SGEMM_CUDA
SGEMM_CUDA copied to clipboard
Issues with row-major vs col-major in the repo and blog.
The naive kernel uses x for the x dimension and y for the y dimension.
https://github.com/siboehm/SGEMM_CUDA/blob/60cba6f9b20a198116c76f18de8047f44df8c8b8/src/kernels/1_naive.cuh#L17-L18
Looking at the CUDA programming guide (e.g., here: https://docs.nvidia.com/cuda/cuda-c-programming-guide/#shared-memory) shows that x thus corresponds to the col and y to the row. This is also what the figures in the blogpost use.

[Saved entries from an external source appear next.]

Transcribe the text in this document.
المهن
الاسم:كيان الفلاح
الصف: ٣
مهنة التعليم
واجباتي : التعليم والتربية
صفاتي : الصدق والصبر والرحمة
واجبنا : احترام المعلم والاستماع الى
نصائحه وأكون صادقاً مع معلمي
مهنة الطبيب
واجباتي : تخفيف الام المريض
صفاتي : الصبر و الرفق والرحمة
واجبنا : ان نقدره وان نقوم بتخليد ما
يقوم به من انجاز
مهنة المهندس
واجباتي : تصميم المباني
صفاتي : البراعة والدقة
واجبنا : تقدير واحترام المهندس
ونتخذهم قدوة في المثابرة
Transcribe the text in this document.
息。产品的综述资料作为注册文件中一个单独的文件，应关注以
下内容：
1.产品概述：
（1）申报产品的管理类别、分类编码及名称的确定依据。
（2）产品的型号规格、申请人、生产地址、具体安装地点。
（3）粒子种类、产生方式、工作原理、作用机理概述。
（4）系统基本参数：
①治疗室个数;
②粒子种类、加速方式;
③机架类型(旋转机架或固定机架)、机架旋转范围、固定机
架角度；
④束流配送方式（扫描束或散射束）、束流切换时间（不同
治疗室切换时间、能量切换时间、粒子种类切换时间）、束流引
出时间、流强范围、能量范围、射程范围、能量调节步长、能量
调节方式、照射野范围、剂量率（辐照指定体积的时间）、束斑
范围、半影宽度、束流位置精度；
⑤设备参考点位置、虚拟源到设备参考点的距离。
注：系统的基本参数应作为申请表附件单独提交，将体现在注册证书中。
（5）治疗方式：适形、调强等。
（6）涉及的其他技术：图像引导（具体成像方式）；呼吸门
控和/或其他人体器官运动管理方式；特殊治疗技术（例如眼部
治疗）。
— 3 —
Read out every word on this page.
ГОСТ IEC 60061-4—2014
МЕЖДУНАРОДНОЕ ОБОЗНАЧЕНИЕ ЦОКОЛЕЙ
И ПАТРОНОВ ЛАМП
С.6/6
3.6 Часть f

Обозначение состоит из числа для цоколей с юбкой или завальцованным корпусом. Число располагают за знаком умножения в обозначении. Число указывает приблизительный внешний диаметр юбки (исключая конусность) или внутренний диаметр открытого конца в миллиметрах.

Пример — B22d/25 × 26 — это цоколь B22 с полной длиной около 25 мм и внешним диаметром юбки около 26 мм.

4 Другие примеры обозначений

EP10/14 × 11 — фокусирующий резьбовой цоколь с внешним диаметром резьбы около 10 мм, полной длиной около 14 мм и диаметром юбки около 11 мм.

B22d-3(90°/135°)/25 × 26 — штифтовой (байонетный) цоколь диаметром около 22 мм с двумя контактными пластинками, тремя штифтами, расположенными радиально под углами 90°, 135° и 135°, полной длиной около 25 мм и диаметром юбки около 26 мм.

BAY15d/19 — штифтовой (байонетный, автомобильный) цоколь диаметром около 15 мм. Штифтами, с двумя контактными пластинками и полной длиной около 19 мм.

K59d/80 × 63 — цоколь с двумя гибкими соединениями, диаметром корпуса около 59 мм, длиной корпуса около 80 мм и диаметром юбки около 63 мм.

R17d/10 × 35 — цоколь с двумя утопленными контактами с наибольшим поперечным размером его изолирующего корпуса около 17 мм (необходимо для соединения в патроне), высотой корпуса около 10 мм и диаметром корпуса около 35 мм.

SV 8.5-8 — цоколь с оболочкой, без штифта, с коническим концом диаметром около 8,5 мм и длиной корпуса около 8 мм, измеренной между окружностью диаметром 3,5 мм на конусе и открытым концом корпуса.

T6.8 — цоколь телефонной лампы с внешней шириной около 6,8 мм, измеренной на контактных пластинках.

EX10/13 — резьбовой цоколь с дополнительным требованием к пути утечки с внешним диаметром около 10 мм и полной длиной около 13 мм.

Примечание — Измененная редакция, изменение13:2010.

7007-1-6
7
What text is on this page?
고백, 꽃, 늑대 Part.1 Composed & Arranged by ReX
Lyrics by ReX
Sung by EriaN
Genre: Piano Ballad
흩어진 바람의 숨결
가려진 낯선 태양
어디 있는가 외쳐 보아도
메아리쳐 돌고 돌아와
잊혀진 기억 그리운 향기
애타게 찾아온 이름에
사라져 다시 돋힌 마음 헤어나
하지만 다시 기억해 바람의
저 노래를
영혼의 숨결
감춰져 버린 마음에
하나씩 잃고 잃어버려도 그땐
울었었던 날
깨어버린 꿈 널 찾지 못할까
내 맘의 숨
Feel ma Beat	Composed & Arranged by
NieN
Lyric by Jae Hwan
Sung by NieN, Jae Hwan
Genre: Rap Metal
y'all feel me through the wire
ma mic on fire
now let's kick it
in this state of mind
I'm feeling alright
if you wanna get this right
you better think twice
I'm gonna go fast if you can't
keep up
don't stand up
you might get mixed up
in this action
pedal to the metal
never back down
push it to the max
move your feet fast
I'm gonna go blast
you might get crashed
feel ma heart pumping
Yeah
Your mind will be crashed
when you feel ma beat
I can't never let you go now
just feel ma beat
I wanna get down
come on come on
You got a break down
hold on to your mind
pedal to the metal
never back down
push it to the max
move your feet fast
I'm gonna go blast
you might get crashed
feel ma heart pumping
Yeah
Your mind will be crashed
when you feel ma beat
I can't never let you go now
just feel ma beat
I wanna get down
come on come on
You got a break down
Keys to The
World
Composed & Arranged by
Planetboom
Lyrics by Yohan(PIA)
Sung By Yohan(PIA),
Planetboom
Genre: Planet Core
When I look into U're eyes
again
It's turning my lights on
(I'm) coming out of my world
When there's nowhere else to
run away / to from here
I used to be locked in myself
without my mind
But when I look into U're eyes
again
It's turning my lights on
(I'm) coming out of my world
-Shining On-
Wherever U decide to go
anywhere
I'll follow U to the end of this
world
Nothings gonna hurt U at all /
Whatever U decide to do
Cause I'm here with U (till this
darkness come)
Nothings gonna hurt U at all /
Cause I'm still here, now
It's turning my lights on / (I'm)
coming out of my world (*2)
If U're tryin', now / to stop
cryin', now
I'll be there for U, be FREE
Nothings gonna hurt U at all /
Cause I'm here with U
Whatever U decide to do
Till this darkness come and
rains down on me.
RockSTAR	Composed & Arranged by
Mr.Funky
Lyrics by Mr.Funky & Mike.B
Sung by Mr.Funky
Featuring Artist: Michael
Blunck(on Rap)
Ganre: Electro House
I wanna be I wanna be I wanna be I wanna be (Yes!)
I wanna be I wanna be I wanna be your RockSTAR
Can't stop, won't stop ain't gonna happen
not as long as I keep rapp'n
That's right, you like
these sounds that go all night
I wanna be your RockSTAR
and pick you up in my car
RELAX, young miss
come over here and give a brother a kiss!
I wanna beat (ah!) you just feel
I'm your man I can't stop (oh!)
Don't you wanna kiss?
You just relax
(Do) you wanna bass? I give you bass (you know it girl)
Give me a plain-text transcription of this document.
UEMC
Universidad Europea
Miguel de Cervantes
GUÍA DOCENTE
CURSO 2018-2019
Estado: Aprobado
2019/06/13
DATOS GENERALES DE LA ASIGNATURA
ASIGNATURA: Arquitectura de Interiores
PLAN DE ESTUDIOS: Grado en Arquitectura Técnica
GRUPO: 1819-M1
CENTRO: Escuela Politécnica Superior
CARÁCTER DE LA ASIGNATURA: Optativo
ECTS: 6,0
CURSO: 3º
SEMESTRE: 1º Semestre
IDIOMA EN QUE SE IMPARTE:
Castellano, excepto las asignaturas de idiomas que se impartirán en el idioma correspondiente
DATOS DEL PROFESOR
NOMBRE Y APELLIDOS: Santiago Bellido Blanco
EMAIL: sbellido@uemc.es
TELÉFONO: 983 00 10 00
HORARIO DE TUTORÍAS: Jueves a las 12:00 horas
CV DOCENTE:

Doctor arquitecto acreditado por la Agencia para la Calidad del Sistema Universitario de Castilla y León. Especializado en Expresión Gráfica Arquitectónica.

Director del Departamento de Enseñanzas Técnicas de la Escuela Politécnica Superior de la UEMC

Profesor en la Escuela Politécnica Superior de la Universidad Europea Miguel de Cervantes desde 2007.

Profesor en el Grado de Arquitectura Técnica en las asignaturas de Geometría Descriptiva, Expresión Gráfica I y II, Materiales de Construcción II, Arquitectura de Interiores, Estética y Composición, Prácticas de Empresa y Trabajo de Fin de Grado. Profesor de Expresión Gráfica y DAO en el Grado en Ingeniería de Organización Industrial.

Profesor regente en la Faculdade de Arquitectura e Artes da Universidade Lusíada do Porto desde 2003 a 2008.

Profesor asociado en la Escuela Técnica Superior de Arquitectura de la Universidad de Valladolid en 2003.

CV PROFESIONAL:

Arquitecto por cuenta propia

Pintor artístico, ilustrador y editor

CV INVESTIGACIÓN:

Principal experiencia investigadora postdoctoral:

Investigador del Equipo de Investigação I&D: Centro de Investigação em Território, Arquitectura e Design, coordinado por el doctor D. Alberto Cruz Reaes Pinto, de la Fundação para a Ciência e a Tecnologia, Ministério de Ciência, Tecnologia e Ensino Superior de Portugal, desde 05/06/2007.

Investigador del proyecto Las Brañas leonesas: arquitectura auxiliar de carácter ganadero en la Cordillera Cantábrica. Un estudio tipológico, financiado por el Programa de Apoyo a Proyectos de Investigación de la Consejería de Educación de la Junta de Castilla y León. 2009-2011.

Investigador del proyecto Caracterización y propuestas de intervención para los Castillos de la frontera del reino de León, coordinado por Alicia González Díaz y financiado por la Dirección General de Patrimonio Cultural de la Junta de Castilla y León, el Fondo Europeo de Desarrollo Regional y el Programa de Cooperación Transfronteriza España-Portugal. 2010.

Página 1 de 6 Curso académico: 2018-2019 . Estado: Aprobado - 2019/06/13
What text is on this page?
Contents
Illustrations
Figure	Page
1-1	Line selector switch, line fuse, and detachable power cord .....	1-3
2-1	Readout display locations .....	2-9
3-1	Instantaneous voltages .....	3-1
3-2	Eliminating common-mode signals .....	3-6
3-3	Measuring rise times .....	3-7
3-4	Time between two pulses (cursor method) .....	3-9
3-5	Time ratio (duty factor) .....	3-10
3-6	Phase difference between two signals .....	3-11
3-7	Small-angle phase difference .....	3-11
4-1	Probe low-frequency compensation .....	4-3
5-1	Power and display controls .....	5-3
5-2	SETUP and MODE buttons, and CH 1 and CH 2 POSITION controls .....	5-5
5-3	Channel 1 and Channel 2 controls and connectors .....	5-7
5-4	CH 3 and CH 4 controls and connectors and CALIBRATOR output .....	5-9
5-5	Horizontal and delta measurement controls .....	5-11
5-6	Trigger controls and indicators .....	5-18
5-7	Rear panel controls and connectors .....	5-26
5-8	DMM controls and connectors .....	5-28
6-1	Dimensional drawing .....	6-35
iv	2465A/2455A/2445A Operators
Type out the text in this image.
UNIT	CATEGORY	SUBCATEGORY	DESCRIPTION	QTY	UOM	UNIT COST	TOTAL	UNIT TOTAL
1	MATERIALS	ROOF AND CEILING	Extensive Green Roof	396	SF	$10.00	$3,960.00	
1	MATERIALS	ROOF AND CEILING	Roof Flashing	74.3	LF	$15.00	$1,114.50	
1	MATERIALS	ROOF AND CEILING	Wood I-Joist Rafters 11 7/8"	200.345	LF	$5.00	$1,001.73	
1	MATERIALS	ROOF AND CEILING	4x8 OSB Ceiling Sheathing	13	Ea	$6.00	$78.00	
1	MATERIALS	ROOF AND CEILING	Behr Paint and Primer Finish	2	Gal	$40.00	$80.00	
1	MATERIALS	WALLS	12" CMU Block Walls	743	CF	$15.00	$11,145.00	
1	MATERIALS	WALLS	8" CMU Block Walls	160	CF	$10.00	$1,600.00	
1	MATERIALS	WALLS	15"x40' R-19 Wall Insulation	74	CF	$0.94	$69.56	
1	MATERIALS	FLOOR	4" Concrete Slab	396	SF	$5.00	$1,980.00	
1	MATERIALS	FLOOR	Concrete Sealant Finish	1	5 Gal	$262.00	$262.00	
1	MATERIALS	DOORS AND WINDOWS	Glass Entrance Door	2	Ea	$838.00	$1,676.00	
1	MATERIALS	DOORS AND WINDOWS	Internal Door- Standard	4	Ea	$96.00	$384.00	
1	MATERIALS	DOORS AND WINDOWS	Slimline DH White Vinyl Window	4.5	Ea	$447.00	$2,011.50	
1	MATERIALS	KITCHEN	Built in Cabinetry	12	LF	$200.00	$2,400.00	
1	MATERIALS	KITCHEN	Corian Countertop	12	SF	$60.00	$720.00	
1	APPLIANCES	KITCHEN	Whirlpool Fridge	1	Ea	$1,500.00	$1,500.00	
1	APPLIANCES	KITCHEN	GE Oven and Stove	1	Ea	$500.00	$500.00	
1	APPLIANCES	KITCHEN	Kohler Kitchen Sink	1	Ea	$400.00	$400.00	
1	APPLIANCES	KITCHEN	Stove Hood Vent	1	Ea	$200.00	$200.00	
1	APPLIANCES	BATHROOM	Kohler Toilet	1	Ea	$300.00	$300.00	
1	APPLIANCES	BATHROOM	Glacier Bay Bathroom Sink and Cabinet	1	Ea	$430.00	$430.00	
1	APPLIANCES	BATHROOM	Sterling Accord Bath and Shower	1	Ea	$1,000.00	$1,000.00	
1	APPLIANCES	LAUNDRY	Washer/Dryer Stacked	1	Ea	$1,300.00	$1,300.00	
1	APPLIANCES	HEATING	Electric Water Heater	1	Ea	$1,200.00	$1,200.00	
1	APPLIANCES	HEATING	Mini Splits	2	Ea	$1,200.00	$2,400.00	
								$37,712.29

The kernel itself, however, then proceeds to assume column-major formatting: https://github.com/siboehm/SGEMM_CUDA/blob/60cba6f9b20a198116c76f18de8047f44df8c8b8/src/kernels/1_naive.cuh#L20-L28
C[4, 0], (x = 4, y = 0, first row, fifth column, 10x10 matrix so N = 10), would be the fifth element in linear memory for row-major formatting, but C[x * N + y = 40] makes it the 41st element, which corresponds to column-major formatting. The programming guide assumes row-major formatting in the kernel examples.
Why the choice to make the kernels in this repo use column-major formatting? Perhaps because cuBLAS also uses column-major instead of row-major storage?
This also causes the if statement for the tile quantization to be wrong I think:
https://github.com/siboehm/SGEMM_CUDA/blob/60cba6f9b20a198116c76f18de8047f44df8c8b8/src/kernels/1_naive.cuh#L10-L11
https://github.com/siboehm/SGEMM_CUDA/blob/60cba6f9b20a198116c76f18de8047f44df8c8b8/src/kernels/1_naive.cuh#L21
It checks whether x (which is the column index) is smaller than M (which is the number of rows of C). Similarly y < N, which compares the row index to the number of columns...
The figure just before the introduction of kernel 2 on the blog also seems wrong to me. It states that "A, B, C, are stored in row-major order. This means that the last index (here y) is the one that iterates continuous through memory (=has stride 1)."
An L x R two dimensional matrix indexed by (x, y) uses x for columns and y for rows. In row-major format the x then iterates continuously while the y only changes after each full row. So x has a stride of 1 while y has a stride of R if I'm not mistaken.
Why the choice to make the kernels in this repo use column-major formatting? Perhaps because cuBLAS also uses column-major instead of row-major storage?
@KillianMelsen See https://github.com/siboehm/SGEMM_CUDA/issues/7#issuecomment-2057023404.
Essentially writing it in this way was to motivate kernel 2 demonstrating global memory coalescing.
Why the choice to make the kernels in this repo use column-major formatting? Perhaps because cuBLAS also uses column-major instead of row-major storage?
@KillianMelsen See #7 (comment).
Essentially writing it in this way was to motivate the kernel 2 demonstrating global memory coaleseing.
Ah okay that makes sense indeed. Thanks!